Asparagus with Sole Fillet

Asparagus with Sole Fillet

This recipe perfectly fits your summer time outdoor meals while soaking in the water at the beach or at your backyard pool. Aside from combined goodness of Asparagus and Sole, the instructions for this recipe is very easy to follow.

Ingredients

  • 1 lb Asparagus
  • 1 lb Sole Fillets (4 pieces)
  • 1 tbsp prepared horseradish
  • 4 tbsp lemon juice
  • Sea Salt(to taste)

Instructions

  1. Cut asparagus into 3-inch pieces. Boil in a saucepan for 5 minutes and drain water.
  2. Season skin of sole fillets with salt and lemon on each side.
  3. Place asparagus spears at one end of each fillet and roll them up with asparagus spears inside. Use toothpicks to keep it intact.
  4. Put fillets in a 2 quart casserole dish.
  5. Mix remaining ingredients and pour over fillets.
  6. Bake dish at 400 degrees Fahrenheit in an oven for about 15 minutes while basting fish every 5 minutes.
  7. Serve and enjoy!

Blueberry Pear Smoothie

Blue Berry Pear

This Phase 1 smoothie is packed with superfood ingredients that are both delicious and an awesome way to start the day! It would also be a delicious afternoon snack. Cheers to good health, and being the best version of you!

Ingredients:

  • 1 tablespoon Vanilla
  • 2 cups rice milk, chilled
  • 2 ripe pears, core, and skin removed
  • 1½ cups fresh or frozen blueberries
  • ice

Instructions:

  1. Pour chilled rice milk initially into a blender.
  2. Wash with water pears and remove core and skin.
  3. Add pears, blueberries, and ice cubes into the blender.
  4. Blend on high speed for 1 to 2 minutes until mixture becomes creamy and has a uniform texture.
  5. Pour into 2 large glasses. Serve and enjoy!

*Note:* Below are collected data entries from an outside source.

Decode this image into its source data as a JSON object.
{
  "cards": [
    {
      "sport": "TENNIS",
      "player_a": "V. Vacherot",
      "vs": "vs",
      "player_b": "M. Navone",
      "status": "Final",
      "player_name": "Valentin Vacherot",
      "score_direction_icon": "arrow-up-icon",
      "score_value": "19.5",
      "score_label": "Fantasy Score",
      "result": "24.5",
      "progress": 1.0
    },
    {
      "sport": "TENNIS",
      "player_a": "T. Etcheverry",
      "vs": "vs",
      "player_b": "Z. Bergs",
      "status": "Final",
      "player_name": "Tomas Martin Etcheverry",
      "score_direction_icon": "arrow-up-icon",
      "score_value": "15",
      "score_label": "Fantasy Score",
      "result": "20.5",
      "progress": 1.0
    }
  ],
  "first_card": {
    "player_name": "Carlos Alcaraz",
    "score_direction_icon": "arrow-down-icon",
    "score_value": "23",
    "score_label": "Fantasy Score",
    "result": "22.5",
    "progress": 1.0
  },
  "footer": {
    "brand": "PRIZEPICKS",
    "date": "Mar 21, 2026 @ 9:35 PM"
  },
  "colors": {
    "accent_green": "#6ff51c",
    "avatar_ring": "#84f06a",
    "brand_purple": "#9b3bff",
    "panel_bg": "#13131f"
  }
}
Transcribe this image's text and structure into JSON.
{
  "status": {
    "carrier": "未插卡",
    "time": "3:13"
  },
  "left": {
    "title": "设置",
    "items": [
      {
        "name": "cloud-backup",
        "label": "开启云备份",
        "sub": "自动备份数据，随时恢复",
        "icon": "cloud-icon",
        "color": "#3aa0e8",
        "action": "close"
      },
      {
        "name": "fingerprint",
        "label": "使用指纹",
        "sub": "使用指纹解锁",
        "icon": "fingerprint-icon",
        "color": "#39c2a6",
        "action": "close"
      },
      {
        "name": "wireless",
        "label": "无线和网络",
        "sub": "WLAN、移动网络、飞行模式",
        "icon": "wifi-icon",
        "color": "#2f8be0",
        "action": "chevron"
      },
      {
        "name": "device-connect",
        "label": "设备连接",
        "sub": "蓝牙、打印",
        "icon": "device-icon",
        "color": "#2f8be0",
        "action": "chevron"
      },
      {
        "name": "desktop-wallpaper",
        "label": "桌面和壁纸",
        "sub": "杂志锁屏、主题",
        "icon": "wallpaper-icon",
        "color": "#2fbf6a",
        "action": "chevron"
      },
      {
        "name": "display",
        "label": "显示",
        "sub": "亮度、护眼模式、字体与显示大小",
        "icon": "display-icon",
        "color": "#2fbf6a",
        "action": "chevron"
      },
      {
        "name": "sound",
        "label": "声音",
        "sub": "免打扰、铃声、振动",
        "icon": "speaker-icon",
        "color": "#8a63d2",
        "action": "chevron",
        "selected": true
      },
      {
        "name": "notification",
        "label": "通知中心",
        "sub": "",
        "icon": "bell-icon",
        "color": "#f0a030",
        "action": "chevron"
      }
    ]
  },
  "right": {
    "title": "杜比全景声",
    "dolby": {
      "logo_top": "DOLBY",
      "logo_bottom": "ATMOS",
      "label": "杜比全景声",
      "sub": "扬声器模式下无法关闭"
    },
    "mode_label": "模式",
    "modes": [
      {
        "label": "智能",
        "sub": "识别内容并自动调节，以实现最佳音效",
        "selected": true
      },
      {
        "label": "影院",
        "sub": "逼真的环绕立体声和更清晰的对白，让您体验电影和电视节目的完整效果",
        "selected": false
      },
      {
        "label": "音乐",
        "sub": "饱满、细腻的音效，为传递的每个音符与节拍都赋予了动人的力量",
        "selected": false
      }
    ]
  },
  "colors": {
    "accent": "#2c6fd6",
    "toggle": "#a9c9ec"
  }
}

Chili Roasted Chicken Thigh

Chili Roasted Chicken Thighs

It is given that however you choose to cook your chicken meals, it would always turn out delicious. However, in this Phase 3 chicken recipe, it is much better to use boneless chicken thighs so that the cooking time will not take that long and will only use up 20 minutes of your time. Boneless chicken thighs will also result in a juicier and more flavorful meal which is perfect for dinners or special occasions. Any leftovers can also be put to the refrigerator for the next day.

INGREDIENTS:

  • 2 pounds boneless chicken thighs
  • 1 tablespoon organic extra virgin olive oil
  • 1 tablespoon chili powder
  • sea salt to taste
  • fresh crushed red pepper flakes to taste
  • fresh cilantro for garnish
  • lime wedges for serving

INSTRUCTIONS:

  1. Preheat your oven to 375 degrees Fahrenheit.
  2. Put chicken on a sheet pan and drizzle with olive oil on all sides. Rub with chili powder, salt, and pepper.
  3. Cook chicken thighs until cooked thoroughly or for about 15 minutes.
  4. Sprinkle with cilantro and serve with lime wedges.